John Kerry, the presumptive Democratic presidential candidate, beats George Bush hands down when it comes to the environment. Kerry's voting record during a 20-year Senate career has received an A+ rating from The League of Conservation Voters (LCV). He has led efforts to block oil drilling in the Arctic National Wildlife Refuge, supports legislative action on climate change, and presents energy conservation and clean technologies as a key part of his campaign platform. He even met his wife Teresa Heinz Kerry at the 1992 Earth summit.

Bush, in contrast, has repealed several hundred laws and regulations protecting clean air, water, wilderness, national parks and wetlands, and walked away from the Kyoto agreement on climate change.

"John Kerry's unparalleled record on environmental issues has earned him a 96% lifetime rating from the LCV, says LCV president Deb Callahan. "He is the candidate to defeat Bush, who has compiled the worst environmental record in the history of our nation."

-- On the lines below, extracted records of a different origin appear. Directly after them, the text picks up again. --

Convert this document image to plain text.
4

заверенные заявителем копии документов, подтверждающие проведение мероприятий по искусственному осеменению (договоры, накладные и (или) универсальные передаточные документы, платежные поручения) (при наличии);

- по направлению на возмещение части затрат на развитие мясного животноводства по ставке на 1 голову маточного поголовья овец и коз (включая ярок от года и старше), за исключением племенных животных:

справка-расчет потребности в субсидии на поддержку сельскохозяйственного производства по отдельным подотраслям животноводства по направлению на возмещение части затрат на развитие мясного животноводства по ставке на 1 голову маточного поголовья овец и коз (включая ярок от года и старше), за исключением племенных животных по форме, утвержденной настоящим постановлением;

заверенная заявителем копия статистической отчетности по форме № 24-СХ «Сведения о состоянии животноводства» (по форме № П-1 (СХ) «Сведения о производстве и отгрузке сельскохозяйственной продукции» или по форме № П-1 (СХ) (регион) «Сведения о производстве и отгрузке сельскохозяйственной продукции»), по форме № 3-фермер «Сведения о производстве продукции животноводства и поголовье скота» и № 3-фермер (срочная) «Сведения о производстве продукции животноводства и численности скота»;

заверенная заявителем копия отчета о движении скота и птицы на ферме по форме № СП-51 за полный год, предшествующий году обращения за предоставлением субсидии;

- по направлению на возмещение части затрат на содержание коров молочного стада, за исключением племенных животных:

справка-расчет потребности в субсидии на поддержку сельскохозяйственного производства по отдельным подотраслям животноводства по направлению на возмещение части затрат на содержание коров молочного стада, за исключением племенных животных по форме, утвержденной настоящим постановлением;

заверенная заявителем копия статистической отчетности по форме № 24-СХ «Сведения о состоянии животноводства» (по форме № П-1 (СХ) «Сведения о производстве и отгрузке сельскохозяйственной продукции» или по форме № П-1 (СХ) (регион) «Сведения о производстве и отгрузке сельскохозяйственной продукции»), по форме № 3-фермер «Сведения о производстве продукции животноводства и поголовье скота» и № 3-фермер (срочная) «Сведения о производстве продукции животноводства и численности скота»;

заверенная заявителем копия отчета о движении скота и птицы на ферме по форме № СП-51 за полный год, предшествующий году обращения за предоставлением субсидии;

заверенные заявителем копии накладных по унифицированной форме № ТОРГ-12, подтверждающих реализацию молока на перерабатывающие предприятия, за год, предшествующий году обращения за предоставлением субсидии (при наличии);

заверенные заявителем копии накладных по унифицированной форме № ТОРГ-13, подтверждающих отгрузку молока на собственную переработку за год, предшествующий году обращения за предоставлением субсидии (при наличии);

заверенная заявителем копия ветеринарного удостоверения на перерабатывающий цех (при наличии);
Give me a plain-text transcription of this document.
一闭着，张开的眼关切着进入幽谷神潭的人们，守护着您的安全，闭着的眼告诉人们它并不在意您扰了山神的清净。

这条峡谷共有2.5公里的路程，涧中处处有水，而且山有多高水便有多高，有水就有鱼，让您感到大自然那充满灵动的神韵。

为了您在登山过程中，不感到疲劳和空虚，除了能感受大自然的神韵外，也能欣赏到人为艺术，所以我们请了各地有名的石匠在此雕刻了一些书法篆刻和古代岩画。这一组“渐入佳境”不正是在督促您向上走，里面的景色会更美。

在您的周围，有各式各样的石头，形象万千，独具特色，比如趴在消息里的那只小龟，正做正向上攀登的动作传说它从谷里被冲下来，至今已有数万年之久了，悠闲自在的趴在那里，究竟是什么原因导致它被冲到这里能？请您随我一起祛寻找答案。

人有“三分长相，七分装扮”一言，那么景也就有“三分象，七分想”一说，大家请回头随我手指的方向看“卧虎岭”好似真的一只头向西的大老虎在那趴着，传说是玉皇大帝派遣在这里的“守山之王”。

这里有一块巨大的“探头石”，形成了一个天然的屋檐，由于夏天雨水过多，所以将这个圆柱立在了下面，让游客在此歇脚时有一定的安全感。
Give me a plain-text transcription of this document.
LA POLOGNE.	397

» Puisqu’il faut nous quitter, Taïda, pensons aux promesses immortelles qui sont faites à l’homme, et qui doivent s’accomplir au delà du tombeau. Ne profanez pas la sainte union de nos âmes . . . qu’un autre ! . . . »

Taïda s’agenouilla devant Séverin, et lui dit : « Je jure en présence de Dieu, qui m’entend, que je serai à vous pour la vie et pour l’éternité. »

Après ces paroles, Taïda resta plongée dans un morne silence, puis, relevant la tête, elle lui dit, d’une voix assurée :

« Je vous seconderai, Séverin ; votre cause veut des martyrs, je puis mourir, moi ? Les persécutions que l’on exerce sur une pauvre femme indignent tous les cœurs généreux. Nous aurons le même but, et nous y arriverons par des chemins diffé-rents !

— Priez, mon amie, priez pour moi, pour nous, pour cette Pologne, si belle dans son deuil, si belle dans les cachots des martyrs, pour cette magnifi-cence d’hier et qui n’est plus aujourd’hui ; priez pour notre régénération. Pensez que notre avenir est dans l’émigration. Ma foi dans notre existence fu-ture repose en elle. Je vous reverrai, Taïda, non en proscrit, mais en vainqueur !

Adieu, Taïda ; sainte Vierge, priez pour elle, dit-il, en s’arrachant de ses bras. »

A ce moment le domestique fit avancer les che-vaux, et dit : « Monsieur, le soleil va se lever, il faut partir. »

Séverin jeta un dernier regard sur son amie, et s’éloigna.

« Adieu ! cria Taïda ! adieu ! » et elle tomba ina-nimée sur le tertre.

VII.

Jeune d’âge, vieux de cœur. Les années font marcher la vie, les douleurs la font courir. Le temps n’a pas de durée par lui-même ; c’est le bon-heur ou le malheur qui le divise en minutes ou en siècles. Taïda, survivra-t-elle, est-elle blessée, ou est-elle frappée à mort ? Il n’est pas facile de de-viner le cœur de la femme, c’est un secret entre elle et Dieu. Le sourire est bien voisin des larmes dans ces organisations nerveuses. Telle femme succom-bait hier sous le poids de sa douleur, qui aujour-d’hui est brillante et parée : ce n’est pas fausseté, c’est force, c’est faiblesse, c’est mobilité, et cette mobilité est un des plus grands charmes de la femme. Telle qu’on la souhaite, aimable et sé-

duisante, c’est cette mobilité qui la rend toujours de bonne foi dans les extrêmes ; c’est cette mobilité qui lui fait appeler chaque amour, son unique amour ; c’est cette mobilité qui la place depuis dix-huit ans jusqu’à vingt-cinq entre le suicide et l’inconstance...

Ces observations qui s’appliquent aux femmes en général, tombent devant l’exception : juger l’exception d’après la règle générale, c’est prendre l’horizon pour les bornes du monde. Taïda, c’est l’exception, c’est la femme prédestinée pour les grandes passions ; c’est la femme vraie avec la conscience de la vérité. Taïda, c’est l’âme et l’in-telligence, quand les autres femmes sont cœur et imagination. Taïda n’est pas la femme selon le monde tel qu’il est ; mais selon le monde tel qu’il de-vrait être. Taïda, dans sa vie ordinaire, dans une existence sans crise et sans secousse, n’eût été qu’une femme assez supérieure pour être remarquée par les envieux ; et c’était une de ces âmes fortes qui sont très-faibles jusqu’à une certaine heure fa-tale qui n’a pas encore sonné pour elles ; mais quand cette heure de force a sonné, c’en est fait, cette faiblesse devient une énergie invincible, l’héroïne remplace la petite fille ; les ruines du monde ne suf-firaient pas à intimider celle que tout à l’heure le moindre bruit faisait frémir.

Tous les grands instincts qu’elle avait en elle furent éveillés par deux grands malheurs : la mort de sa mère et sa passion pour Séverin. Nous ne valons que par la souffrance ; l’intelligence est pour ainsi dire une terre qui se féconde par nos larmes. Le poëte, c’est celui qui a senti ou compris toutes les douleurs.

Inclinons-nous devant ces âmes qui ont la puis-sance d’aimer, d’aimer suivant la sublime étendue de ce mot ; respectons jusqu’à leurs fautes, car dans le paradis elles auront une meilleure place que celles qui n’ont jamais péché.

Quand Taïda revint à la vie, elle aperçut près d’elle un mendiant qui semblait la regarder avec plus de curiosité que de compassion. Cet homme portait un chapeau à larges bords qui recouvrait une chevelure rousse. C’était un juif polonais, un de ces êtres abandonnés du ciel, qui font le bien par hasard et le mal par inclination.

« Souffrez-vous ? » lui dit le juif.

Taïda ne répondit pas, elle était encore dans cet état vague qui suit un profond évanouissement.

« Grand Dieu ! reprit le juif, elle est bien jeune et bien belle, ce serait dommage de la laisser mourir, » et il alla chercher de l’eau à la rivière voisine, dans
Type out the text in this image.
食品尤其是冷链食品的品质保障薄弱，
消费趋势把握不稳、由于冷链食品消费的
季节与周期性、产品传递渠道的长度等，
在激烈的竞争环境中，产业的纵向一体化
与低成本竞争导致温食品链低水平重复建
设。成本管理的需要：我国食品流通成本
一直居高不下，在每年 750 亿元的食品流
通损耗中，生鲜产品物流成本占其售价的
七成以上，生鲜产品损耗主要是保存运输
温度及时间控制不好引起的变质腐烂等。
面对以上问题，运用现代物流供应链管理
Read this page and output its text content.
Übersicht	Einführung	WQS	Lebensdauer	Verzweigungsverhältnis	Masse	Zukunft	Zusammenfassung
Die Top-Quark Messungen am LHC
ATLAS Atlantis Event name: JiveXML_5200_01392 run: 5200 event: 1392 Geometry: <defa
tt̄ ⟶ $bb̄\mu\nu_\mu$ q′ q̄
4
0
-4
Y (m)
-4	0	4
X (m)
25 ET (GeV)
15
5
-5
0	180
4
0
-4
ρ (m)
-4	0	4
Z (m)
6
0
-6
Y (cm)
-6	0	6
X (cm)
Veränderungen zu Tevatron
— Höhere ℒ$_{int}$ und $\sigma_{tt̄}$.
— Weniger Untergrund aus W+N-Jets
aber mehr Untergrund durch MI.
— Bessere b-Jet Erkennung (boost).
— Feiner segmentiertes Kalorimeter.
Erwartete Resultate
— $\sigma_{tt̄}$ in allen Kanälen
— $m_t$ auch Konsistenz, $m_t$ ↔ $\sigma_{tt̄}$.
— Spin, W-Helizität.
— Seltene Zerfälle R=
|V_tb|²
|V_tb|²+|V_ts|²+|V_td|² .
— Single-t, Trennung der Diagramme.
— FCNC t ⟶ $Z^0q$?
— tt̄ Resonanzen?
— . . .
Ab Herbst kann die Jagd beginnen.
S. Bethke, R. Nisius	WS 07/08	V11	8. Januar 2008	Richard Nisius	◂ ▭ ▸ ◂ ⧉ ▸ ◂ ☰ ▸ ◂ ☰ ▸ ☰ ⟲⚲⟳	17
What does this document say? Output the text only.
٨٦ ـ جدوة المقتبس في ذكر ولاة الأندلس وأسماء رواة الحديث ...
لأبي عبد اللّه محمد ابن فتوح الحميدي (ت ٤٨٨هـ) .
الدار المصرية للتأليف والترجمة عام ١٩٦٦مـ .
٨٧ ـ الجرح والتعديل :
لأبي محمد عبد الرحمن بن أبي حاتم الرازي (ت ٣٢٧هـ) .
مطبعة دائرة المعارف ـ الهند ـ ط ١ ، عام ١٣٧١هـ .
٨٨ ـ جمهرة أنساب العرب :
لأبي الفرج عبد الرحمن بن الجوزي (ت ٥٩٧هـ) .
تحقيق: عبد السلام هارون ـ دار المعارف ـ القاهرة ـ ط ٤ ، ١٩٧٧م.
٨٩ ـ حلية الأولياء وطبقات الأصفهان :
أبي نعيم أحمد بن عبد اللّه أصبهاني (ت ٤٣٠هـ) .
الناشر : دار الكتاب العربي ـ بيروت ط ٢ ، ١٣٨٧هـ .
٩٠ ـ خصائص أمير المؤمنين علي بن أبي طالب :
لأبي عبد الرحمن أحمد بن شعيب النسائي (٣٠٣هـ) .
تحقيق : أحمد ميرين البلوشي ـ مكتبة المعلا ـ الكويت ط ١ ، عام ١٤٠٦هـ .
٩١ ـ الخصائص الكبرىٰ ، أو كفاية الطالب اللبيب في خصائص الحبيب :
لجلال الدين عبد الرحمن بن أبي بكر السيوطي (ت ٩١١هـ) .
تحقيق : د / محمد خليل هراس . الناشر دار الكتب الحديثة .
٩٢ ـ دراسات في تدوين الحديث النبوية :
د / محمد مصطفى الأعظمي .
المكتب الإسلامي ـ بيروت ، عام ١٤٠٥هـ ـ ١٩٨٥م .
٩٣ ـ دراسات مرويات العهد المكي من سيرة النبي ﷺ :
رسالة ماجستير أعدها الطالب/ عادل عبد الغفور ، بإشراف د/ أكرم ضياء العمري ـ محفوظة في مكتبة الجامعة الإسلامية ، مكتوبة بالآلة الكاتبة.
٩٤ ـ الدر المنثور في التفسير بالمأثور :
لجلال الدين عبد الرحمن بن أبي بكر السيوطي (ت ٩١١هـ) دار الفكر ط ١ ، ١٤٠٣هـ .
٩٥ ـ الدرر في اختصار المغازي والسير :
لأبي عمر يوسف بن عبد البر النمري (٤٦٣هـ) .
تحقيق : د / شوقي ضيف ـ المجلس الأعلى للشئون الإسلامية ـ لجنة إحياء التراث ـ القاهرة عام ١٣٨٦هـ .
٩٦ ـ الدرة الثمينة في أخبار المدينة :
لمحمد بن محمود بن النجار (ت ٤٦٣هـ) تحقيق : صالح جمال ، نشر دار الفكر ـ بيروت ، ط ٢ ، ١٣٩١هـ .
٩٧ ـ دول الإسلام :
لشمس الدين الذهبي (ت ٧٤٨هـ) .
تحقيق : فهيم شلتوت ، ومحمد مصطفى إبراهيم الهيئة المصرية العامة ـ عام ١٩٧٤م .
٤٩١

Kerry presses home this advantage, frequently touting his green voting record and chastising the president on the campaign trail as leading "the worst environmental administration I've ever seen". Where Bush presents the environment as a special interest concern that costs jobs, Kerry links his plan for a mandatory industry target of 20% renewable electricity generation by 2020 as a means to save energy while creating jobs and decreasing America's dependence on foreign oil.